My first radio show was a less than stellar performance I'm afraid. I recall being extremely nervous, and I blew the intro of the very first song. I had the mike cranked too high, the music potted too low and couldn't seem to figure out how to get all the copy sorted out in time for my next break. I was expected to have all this inside info on the Brit bands, but when it came time to crack the mike I forgot it all. To make it worse I was screwing this thing up in front of an audience! Good grief, this was embarrassing! The news guy I'd befriended came to my rescue. “Just relax” he told me, “If you have to, just take the cans (earphones) off. Don't pay attention to what you sound like on the air, it's the content that counts.” Once I took the cans off it did seem to come easier By the second half of the show I'd learned to use them only when I had to intro a song, then take them off when I was doing some background or reading copy. I must've done OK, the station asked me to come back the following week. I'd stumbled into my first radio gig. It was a tiny little station in a tenth rate town, but it was a start.
The base newspaper noticed that I was on the air, and came to the barracks to interview me. The Air Force was very supportive of my efforts, and made quite a fuss over my little radio show. A small TV station in Champaign/Urbana picked up on that, and had me come down to appear on their local dance show... sort of a small town version of American Bandstand.
And just when I felt I was hitting my stride it all ended, the owner of record store that sponsored the show felt he wasn't getting his money's worth. I guess he figured that his record sales would go through the roof because of this thing. These small time guys never heard of “Market Equity”...the intrinsic value of name recognition in marketing... so after a month the the show came to an end. I was disappointed of course, but not discouraged. I'd learned a lot in that month, the most important of which was “content is king.”

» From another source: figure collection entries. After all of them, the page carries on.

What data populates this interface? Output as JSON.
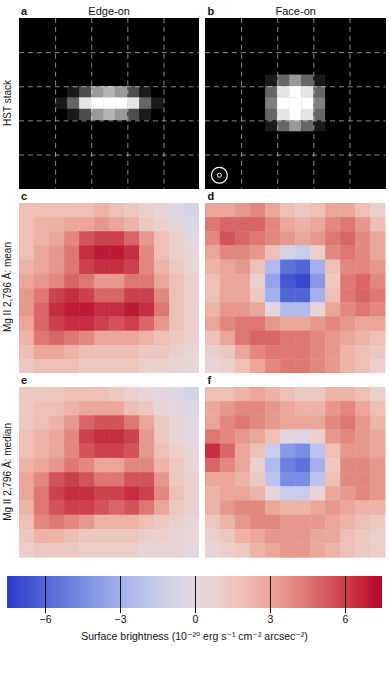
{
  "figure": {
    "columns": [
      "Edge-on",
      "Face-on"
    ],
    "rows": [
      "HST stack",
      "Mg II 2,796 Å: mean",
      "Mg II 2,796 Å: median"
    ]
  },
  "chart_data": [
    {
      "type": "image",
      "title": "a",
      "cells": [
        [
          0,
          0,
          0,
          0,
          0,
          0,
          0,
          0,
          0,
          0,
          0,
          0,
          0,
          0,
          0
        ],
        [
          0,
          0,
          0,
          0,
          0,
          0,
          0,
          0,
          0,
          0,
          0,
          0,
          0,
          0,
          0
        ],
        [
          0,
          0,
          0,
          0,
          0,
          0,
          0,
          0,
          0,
          0,
          0,
          0,
          0,
          0,
          0
        ],
        [
          0,
          0,
          0,
          0,
          0,
          0,
          0,
          0,
          0,
          0,
          0,
          0,
          0,
          0,
          0
        ],
        [
          0,
          0,
          0,
          0,
          0,
          0,
          0,
          0,
          0,
          0,
          0,
          0,
          0,
          0,
          0
        ],
        [
          0,
          0,
          0,
          0,
          0,
          0,
          0,
          0,
          0,
          0,
          0,
          0,
          0,
          0,
          0
        ],
        [
          0,
          0,
          0,
          0,
          0.1,
          0.3,
          0.6,
          0.7,
          0.6,
          0.3,
          0.1,
          0,
          0,
          0,
          0
        ],
        [
          0,
          0,
          0,
          0.1,
          0.4,
          0.9,
          1,
          1,
          1,
          0.9,
          0.4,
          0.1,
          0,
          0,
          0
        ],
        [
          0,
          0,
          0,
          0,
          0.1,
          0.3,
          0.6,
          0.7,
          0.6,
          0.3,
          0.1,
          0,
          0,
          0,
          0
        ],
        [
          0,
          0,
          0,
          0,
          0,
          0,
          0,
          0,
          0,
          0,
          0,
          0,
          0,
          0,
          0
        ],
        [
          0,
          0,
          0,
          0,
          0,
          0,
          0,
          0,
          0,
          0,
          0,
          0,
          0,
          0,
          0
        ],
        [
          0,
          0,
          0,
          0,
          0,
          0,
          0,
          0,
          0,
          0,
          0,
          0,
          0,
          0,
          0
        ],
        [
          0,
          0,
          0,
          0,
          0,
          0,
          0,
          0,
          0,
          0,
          0,
          0,
          0,
          0,
          0
        ],
        [
          0,
          0,
          0,
          0,
          0,
          0,
          0,
          0,
          0,
          0,
          0,
          0,
          0,
          0,
          0
        ],
        [
          0,
          0,
          0,
          0,
          0,
          0,
          0,
          0,
          0,
          0,
          0,
          0,
          0,
          0,
          0
        ]
      ]
    },
    {
      "type": "image",
      "title": "b",
      "cells": [
        [
          0,
          0,
          0,
          0,
          0,
          0,
          0,
          0,
          0,
          0,
          0,
          0,
          0,
          0,
          0
        ],
        [
          0,
          0,
          0,
          0,
          0,
          0,
          0,
          0,
          0,
          0,
          0,
          0,
          0,
          0,
          0
        ],
        [
          0,
          0,
          0,
          0,
          0,
          0,
          0,
          0,
          0,
          0,
          0,
          0,
          0,
          0,
          0
        ],
        [
          0,
          0,
          0,
          0,
          0,
          0,
          0,
          0,
          0,
          0,
          0,
          0,
          0,
          0,
          0
        ],
        [
          0,
          0,
          0,
          0,
          0,
          0,
          0,
          0,
          0,
          0,
          0,
          0,
          0,
          0,
          0
        ],
        [
          0,
          0,
          0,
          0,
          0,
          0.1,
          0.4,
          0.6,
          0.4,
          0.1,
          0,
          0,
          0,
          0,
          0
        ],
        [
          0,
          0,
          0,
          0,
          0,
          0.4,
          0.9,
          1,
          0.9,
          0.4,
          0,
          0,
          0,
          0,
          0
        ],
        [
          0,
          0,
          0,
          0,
          0,
          0.5,
          1,
          1,
          1,
          0.5,
          0,
          0,
          0,
          0,
          0
        ],
        [
          0,
          0,
          0,
          0,
          0,
          0.4,
          0.9,
          1,
          0.9,
          0.4,
          0,
          0,
          0,
          0,
          0
        ],
        [
          0,
          0,
          0,
          0,
          0,
          0.1,
          0.4,
          0.6,
          0.4,
          0.1,
          0,
          0,
          0,
          0,
          0
        ],
        [
          0,
          0,
          0,
          0,
          0,
          0,
          0,
          0,
          0,
          0,
          0,
          0,
          0,
          0,
          0
        ],
        [
          0,
          0,
          0,
          0,
          0,
          0,
          0,
          0,
          0,
          0,
          0,
          0,
          0,
          0,
          0
        ],
        [
          0,
          0,
          0,
          0,
          0,
          0,
          0,
          0,
          0,
          0,
          0,
          0,
          0,
          0,
          0
        ],
        [
          0,
          0,
          0,
          0,
          0,
          0,
          0,
          0,
          0,
          0,
          0,
          0,
          0,
          0,
          0
        ],
        [
          0,
          0,
          0,
          0,
          0,
          0,
          0,
          0,
          0,
          0,
          0,
          0,
          0,
          0,
          0
        ]
      ]
    },
    {
      "type": "heatmap",
      "title": "c",
      "cells": [
        [
          2,
          2,
          2,
          2,
          2,
          2.5,
          2,
          1.5,
          1,
          0.5,
          -0.5,
          -1
        ],
        [
          2,
          2.5,
          2.5,
          3,
          3,
          3.5,
          3,
          2.5,
          1.5,
          1,
          0,
          -0.5
        ],
        [
          2,
          2.5,
          3,
          4,
          5.5,
          6,
          6,
          5,
          3.5,
          2,
          1,
          0
        ],
        [
          2,
          3,
          3.5,
          4.5,
          6.5,
          7,
          7,
          6.5,
          4,
          2,
          1,
          0.5
        ],
        [
          2.5,
          3,
          3.5,
          4.5,
          6,
          6.5,
          6.5,
          6,
          4,
          2.5,
          1.5,
          0.5
        ],
        [
          3,
          3.5,
          4,
          5,
          4.5,
          3.5,
          3.5,
          4.5,
          4.5,
          3,
          2,
          1
        ],
        [
          3.5,
          4.5,
          6,
          6.5,
          6,
          5,
          5,
          6,
          6,
          4,
          2,
          1
        ],
        [
          3.5,
          5,
          6.5,
          7,
          7,
          6.5,
          6.5,
          7,
          6.5,
          4.5,
          2,
          1
        ],
        [
          3,
          5,
          6,
          6.5,
          6.5,
          6,
          5.5,
          6,
          5,
          3.5,
          2,
          1
        ],
        [
          2.5,
          4.5,
          5,
          4.5,
          4,
          3,
          3,
          3,
          2.5,
          2,
          1.5,
          1
        ],
        [
          2,
          3,
          3,
          2.5,
          2,
          2,
          2,
          2,
          1.5,
          1.5,
          1,
          0.5
        ],
        [
          1.5,
          2,
          2,
          2,
          1.5,
          1.5,
          1.5,
          1.5,
          1,
          1,
          0.5,
          0.5
        ]
      ]
    },
    {
      "type": "heatmap",
      "title": "d",
      "cells": [
        [
          3,
          3,
          3.5,
          4,
          3,
          2,
          1.5,
          2,
          3,
          3,
          2,
          1
        ],
        [
          4.5,
          5,
          5,
          5,
          4,
          3,
          2.5,
          3,
          4,
          4.5,
          3.5,
          2
        ],
        [
          4,
          5.5,
          5,
          4.5,
          4,
          3.5,
          3,
          3.5,
          4.5,
          5,
          4,
          3
        ],
        [
          3,
          4,
          4,
          3.5,
          2,
          -1,
          -1.5,
          1,
          4,
          4.5,
          4,
          3
        ],
        [
          2.5,
          3,
          3.5,
          2,
          -2.5,
          -5.5,
          -6,
          -3,
          2,
          4,
          4,
          3.5
        ],
        [
          2,
          3,
          3,
          1,
          -3.5,
          -6.5,
          -7,
          -4,
          1.5,
          4.5,
          5,
          4
        ],
        [
          2,
          3,
          3,
          1.5,
          -3,
          -6,
          -6,
          -3,
          2,
          4.5,
          5,
          4.5
        ],
        [
          2.5,
          3.5,
          3.5,
          3,
          0,
          -2.5,
          -2.5,
          0.5,
          3,
          4,
          4.5,
          4
        ],
        [
          3,
          4,
          4.5,
          4.5,
          3.5,
          3,
          3,
          3.5,
          4,
          3.5,
          3,
          3
        ],
        [
          2,
          3,
          4.5,
          5,
          5,
          4.5,
          4.5,
          4,
          3.5,
          3,
          2.5,
          2
        ],
        [
          1,
          1.5,
          3,
          4,
          4.5,
          4.5,
          4.5,
          4,
          3.5,
          2.5,
          2,
          1.5
        ],
        [
          0.5,
          1,
          2,
          3,
          4,
          4.5,
          4.5,
          4,
          3.5,
          2.5,
          2,
          1
        ]
      ]
    },
    {
      "type": "heatmap",
      "title": "e",
      "cells": [
        [
          1.5,
          1.5,
          1.5,
          2,
          2,
          2,
          1.5,
          1,
          0.5,
          0,
          -0.5,
          -1
        ],
        [
          1.5,
          2,
          2,
          2.5,
          3,
          3,
          3,
          2,
          1.5,
          0.5,
          0,
          -0.5
        ],
        [
          1.5,
          2,
          2.5,
          3.5,
          5,
          5.5,
          5.5,
          4.5,
          3,
          1.5,
          0.5,
          0
        ],
        [
          2,
          2.5,
          3,
          4,
          6,
          6.5,
          6.5,
          6,
          3.5,
          1.5,
          0.5,
          0
        ],
        [
          2,
          2.5,
          3,
          4,
          5.5,
          6,
          6,
          5.5,
          3.5,
          2,
          1,
          0.5
        ],
        [
          2.5,
          3,
          3.5,
          4.5,
          4,
          3,
          3,
          4,
          4,
          2.5,
          1.5,
          0.5
        ],
        [
          3,
          4,
          5.5,
          6,
          5.5,
          4.5,
          4.5,
          5.5,
          5.5,
          3.5,
          1.5,
          1
        ],
        [
          3,
          4.5,
          6,
          6.5,
          6.5,
          6,
          6,
          6.5,
          6,
          4,
          2,
          1
        ],
        [
          2.5,
          4.5,
          5.5,
          6,
          6,
          5.5,
          5,
          5.5,
          4.5,
          3,
          1.5,
          1
        ],
        [
          2,
          4,
          4.5,
          4,
          3.5,
          2.5,
          2.5,
          2.5,
          2,
          1.5,
          1,
          0.5
        ],
        [
          1.5,
          2.5,
          2.5,
          2,
          1.5,
          1.5,
          1.5,
          1.5,
          1,
          1,
          0.5,
          0.5
        ],
        [
          1,
          1.5,
          1.5,
          1.5,
          1,
          1,
          1,
          1,
          0.5,
          0.5,
          0.5,
          0
        ]
      ]
    },
    {
      "type": "heatmap",
      "title": "f",
      "cells": [
        [
          2,
          2,
          2.5,
          3,
          2.5,
          2,
          1.5,
          1.5,
          2.5,
          2.5,
          2,
          1
        ],
        [
          3,
          3.5,
          4,
          4,
          3.5,
          3,
          2.5,
          2.5,
          3.5,
          4,
          3,
          2
        ],
        [
          3,
          4,
          4.5,
          4,
          3.5,
          3,
          3,
          3,
          4,
          4.5,
          3.5,
          2.5
        ],
        [
          4.5,
          4,
          3.5,
          3,
          2,
          0,
          -0.5,
          1,
          3.5,
          4,
          3.5,
          3
        ],
        [
          6.5,
          5,
          3,
          2,
          -1.5,
          -4,
          -4.5,
          -2,
          2,
          3.5,
          3.5,
          3
        ],
        [
          5,
          4,
          3,
          1,
          -2.5,
          -5,
          -5.5,
          -3,
          1.5,
          4,
          4,
          3.5
        ],
        [
          3,
          3,
          2.5,
          1.5,
          -2,
          -4.5,
          -4.5,
          -2,
          2,
          4,
          4,
          3.5
        ],
        [
          2.5,
          3,
          3,
          2.5,
          0.5,
          -1.5,
          -1.5,
          0.5,
          3,
          3.5,
          4,
          3.5
        ],
        [
          2.5,
          3.5,
          4,
          4,
          3,
          2.5,
          2.5,
          3,
          3.5,
          3,
          2.5,
          2.5
        ],
        [
          1.5,
          2.5,
          3.5,
          4,
          4,
          3.5,
          3.5,
          3.5,
          3,
          2.5,
          2,
          1.5
        ],
        [
          1,
          1.5,
          2.5,
          3,
          3.5,
          3.5,
          3.5,
          3,
          3,
          2,
          1.5,
          1
        ],
        [
          0.5,
          1,
          1.5,
          2.5,
          3,
          3.5,
          3.5,
          3,
          2.5,
          2,
          1.5,
          1
        ]
      ]
    }
  ],
  "colorbar": {
    "label": "Surface brightness (10⁻²⁰ erg s⁻¹ cm⁻² arcsec⁻²)",
    "range": [
      -7.5,
      7.5
    ],
    "ticks": [
      {
        "value": -6,
        "label": "−6"
      },
      {
        "value": -3,
        "label": "−3"
      },
      0,
      3,
      6
    ]
  }
}
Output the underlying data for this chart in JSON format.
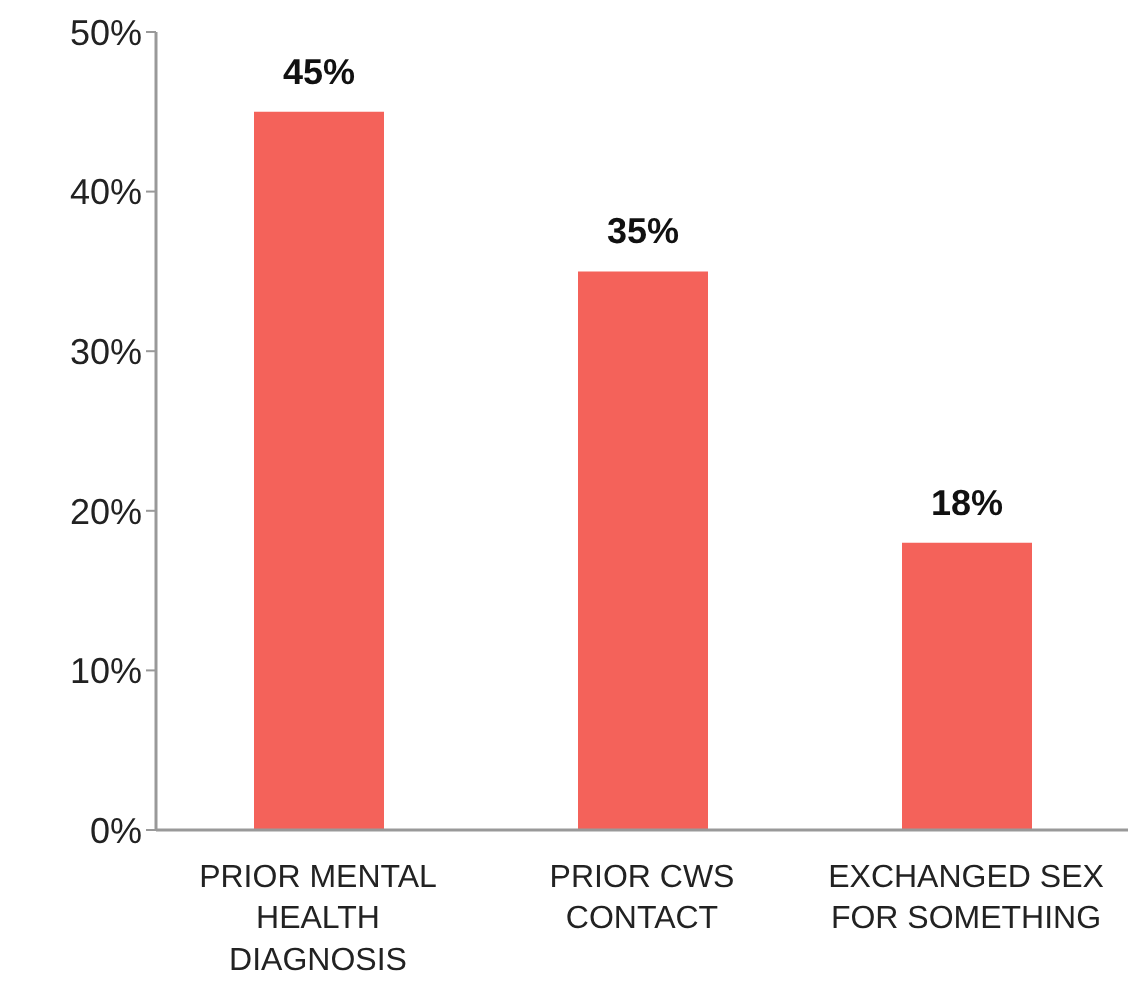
{
  "chart_data": {
    "type": "bar",
    "categories": [
      "PRIOR MENTAL HEALTH DIAGNOSIS",
      "PRIOR CWS CONTACT",
      "EXCHANGED SEX FOR SOMETHING"
    ],
    "values": [
      45,
      35,
      18
    ],
    "value_labels": [
      "45%",
      "35%",
      "18%"
    ],
    "color": "#f4625a",
    "ylim": [
      0,
      50
    ],
    "yticks": [
      {
        "value": 0,
        "label": "0%"
      },
      {
        "value": 10,
        "label": "10%"
      },
      {
        "value": 20,
        "label": "20%"
      },
      {
        "value": 30,
        "label": "30%"
      },
      {
        "value": 40,
        "label": "40%"
      },
      {
        "value": 50,
        "label": "50%"
      }
    ]
  }
}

Would be radio folks reading this should now listen up. If you learn one thing from all this blather learn this, content is king. Plain and simple, the key to success in radio is relating to your audience. You think like they think, you talk like they talk, you go the places they go and you relate this back on the air. You make your living by living. It's the most important lesson I ever learned.
Years later, as I was finishing up my radio career, a station manager referred to me as “the greatest communicator in radio.” I don't know about that, there are plenty of guys that I feel were better, but I'm sure glad he noticed.